Un moment de l’histoire universelle.
VOYAGE A SMYRNE
Épisode 10
Commémoration du centenaire
de la « Grande Catastrophe » d’Asie Mineure
1922-2022
Pour rappel.
A la fin de la première guerre mondiale, l’Empire ottoman est vaincu et moribond. De 1919 à 1922, les Grecs entreprennent alors une guerre contre les Turcs. Leur défaite aboutira, entre autres, à la perte de Smyrne (Izmir aujourd’hui) ville à majorité grecque et port cosmopolite de la mer Egée, une des destinations de la route de la soie. Un quartier arménien se trouve dans la ville où se sont réfugiés de nombreux Arméniens après le génocide de 1915. Les Grecs nomment cette période la « Grande Catastrophe ».
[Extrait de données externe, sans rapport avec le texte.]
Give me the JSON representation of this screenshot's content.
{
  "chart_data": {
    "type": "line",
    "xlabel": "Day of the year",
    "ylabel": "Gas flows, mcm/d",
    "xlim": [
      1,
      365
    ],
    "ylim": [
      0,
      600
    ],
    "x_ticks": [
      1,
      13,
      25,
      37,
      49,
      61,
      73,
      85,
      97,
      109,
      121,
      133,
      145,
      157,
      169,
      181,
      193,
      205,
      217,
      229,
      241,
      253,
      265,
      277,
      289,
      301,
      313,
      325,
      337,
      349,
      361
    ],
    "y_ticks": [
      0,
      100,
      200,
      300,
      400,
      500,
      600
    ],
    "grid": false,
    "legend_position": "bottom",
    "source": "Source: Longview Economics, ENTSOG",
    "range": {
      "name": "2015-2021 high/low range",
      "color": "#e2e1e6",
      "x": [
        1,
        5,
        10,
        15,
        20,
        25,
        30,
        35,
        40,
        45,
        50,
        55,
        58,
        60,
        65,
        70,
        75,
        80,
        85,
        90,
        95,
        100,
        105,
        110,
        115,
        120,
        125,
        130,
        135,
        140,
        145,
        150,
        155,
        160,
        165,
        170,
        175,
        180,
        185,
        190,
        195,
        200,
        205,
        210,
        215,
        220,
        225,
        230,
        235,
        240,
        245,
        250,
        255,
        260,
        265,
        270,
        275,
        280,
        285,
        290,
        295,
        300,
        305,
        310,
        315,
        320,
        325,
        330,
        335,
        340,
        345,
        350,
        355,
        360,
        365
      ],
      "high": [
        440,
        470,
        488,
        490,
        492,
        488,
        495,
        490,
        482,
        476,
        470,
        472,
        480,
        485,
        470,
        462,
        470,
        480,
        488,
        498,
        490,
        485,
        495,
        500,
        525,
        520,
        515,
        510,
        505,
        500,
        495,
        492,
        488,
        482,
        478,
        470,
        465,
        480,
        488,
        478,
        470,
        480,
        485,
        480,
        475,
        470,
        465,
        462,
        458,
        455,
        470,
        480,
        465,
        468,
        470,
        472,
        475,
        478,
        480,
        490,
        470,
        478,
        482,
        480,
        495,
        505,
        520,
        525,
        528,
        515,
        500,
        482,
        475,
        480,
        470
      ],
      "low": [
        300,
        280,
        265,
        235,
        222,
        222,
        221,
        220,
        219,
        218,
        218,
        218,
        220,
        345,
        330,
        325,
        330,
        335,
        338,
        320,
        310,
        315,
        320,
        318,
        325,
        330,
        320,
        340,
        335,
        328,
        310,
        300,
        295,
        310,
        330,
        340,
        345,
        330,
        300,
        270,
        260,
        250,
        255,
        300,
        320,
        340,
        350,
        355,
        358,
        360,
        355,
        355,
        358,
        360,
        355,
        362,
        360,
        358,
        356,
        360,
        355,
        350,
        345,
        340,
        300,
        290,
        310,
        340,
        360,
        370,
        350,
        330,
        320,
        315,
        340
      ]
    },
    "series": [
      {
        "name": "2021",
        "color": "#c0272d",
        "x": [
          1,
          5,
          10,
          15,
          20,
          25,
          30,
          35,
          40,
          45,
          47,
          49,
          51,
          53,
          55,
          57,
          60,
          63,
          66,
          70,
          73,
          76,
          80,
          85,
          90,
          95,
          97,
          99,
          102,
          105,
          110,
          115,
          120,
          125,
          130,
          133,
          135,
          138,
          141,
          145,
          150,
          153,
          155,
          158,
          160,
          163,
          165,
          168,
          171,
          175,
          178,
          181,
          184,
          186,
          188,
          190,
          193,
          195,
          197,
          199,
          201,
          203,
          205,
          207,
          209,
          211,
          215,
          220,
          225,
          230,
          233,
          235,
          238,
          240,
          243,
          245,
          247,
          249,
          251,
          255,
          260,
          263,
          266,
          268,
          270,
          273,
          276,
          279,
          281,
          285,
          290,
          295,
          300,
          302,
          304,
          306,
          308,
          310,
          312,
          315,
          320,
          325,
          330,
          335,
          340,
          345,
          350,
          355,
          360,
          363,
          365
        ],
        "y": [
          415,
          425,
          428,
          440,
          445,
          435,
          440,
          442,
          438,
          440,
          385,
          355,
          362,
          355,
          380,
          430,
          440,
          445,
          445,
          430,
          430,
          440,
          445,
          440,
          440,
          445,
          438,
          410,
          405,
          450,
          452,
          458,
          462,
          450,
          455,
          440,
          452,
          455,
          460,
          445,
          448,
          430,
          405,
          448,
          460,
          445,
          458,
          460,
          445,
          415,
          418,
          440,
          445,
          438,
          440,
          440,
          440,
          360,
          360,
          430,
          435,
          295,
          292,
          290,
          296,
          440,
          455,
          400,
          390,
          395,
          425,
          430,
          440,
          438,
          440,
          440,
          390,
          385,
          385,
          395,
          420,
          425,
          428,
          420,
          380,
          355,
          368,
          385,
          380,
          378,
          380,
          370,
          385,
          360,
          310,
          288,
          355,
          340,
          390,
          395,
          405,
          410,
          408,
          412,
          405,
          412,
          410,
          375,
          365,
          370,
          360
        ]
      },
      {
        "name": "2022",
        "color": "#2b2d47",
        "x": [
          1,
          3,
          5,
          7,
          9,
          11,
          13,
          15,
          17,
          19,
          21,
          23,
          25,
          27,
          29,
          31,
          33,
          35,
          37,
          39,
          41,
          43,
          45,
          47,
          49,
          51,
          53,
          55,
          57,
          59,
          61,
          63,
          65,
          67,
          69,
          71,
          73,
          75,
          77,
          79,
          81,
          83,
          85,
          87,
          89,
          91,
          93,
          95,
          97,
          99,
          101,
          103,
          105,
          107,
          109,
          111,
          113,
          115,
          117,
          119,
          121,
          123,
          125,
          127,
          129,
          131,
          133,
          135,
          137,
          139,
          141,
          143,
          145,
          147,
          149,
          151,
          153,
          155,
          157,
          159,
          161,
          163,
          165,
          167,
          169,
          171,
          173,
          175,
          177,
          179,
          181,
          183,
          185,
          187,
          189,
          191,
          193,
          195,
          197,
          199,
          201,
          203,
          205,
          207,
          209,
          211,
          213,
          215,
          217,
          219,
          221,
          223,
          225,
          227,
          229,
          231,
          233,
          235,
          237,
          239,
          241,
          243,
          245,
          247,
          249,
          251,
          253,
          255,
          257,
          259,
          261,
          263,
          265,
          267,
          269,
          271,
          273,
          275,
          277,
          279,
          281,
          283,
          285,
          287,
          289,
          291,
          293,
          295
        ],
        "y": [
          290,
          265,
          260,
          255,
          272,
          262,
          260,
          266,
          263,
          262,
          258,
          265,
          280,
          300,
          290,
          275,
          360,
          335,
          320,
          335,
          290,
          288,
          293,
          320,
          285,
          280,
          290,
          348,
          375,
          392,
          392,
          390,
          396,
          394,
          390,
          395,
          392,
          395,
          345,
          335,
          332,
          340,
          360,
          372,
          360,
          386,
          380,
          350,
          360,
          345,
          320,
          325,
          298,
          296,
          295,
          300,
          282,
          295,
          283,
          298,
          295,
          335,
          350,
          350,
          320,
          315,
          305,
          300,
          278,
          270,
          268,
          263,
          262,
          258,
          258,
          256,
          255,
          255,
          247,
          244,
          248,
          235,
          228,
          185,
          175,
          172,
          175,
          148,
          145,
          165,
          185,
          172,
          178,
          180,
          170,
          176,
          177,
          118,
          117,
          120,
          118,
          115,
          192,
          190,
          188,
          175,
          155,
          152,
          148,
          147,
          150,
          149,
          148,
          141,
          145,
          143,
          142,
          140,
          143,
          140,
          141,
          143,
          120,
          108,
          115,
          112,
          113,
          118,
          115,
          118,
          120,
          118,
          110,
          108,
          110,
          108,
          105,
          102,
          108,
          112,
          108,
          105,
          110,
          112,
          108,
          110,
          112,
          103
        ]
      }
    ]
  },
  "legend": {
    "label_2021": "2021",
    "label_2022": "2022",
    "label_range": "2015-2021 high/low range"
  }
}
Les derniers jours de Smyrne, pas à pas…
Les samedi 16 et dimanche 17 septembre 1922
« Après que l’incendie eut consumé tous les quartiers chrétiens, il s’arrêta vers le 16 ou le 17.
Un pasteur méthodiste américain, Asa Jennins, avait réquisitionné deux maisons vides au nord de la ville pour y installer une maternité d’urgence et un dépôt de vivres. Il fit, en vain, la tournée des navires encore dans la rade afin de convaincre les capitaines de procéder à des évacuations. Celui d’un navire marchand italien, le Constatinopoli[SS1] , accepta d’emmener 2000 réfugiés à Méthylène pour une somme de 6000 lires. Jennins obtint l’accord du consul italien et la permission des autorités turques à condition de n’emmener que des femmes et des enfants. Le sauvetage de 2000 réfugiés eut lieu le 21 septembre sous la surveillance des soldats turcs qui veillaient à ce qu’aucun homme ne puisse embarquer.
A Méthylène, Jennins trouva des bateaux de transport grecs qui avaient servi à évacuer l’armée vaincue. Après des négociations avec le général grec responsable de la flotte, puis avec les autorités d’Athènes, qui exigeaient la garantie de la protection de la marine américaine, puis de difficiles tractations avec toutes les parties, le samedi 23, à minuit, il quittait Méthylène pour Smyrne en tête d’une flottille de neuf navires escortés par le US Lawrence.
La nécessité d’évacuer environ 50000 personnes par jour posait des contraintes logistiques considérables. Pour pouvoir écarter les hommes des barrières métalliques canalisaient la foule jusqu’à des portes gardées par une double rangée de soldats turcs surveillés par des officiers.
La crainte des réfugiés de ne pas pouvoir embarquer les remplissait de terreur. Dès que le premier bateau accosta, ce fut la ruée, la foule devint incontrôlable, ceux qui trébuchaient étaient piétinés, beaucoup tombaient dans l’eau. A la première porte c’était un effroyable engorgement. Des femmes terrorisées, aux vêtements déchirés, asseyaient d’escalader les clôtures.
Les officiers turcs se joignaient à leurs hommes pour dépouiller les réfugiés de ce qui leur restait d’argent ou de bijoux avant de les laisser passer. Ils refoulaient à coups de crosse les hommes, qui devaient abandonner leurs enfants qu’ils avaient dans leurs bras. Les plus jeunes tombaient et se noyaient ou ils perdaient leur mère qui courait en tous sens pour les retrouver. Les marins américains étaient des témoins impuissants, car il leur était interdit d’intervenir. Avec la tombée du jour, la panique s’amplifia car l’embarcadère devait être fermé pendant la nuit. Mais 15000 personnes avaient été sauvées.
Le mardi 26 septembre, Jennins retourna à Smyrne à la tête de dix-sept navires et ce jour-là il put emmener 43000 réfugiés. L’opération se poursuivit les jours suivants.
Plus au nord, les malheureux qui avaient campé depuis douze jours sur les quais ou dans le quartier non brûlé de la Pointe étaient dans un état indescriptible de saleté. Beaucoup n’avaient plus la force de se lever pour embarquer. »
D’après l’ouvrage de Louis François Martini « Le Crépuscule des Levantins de Smyrne » Etude historique d’une communauté.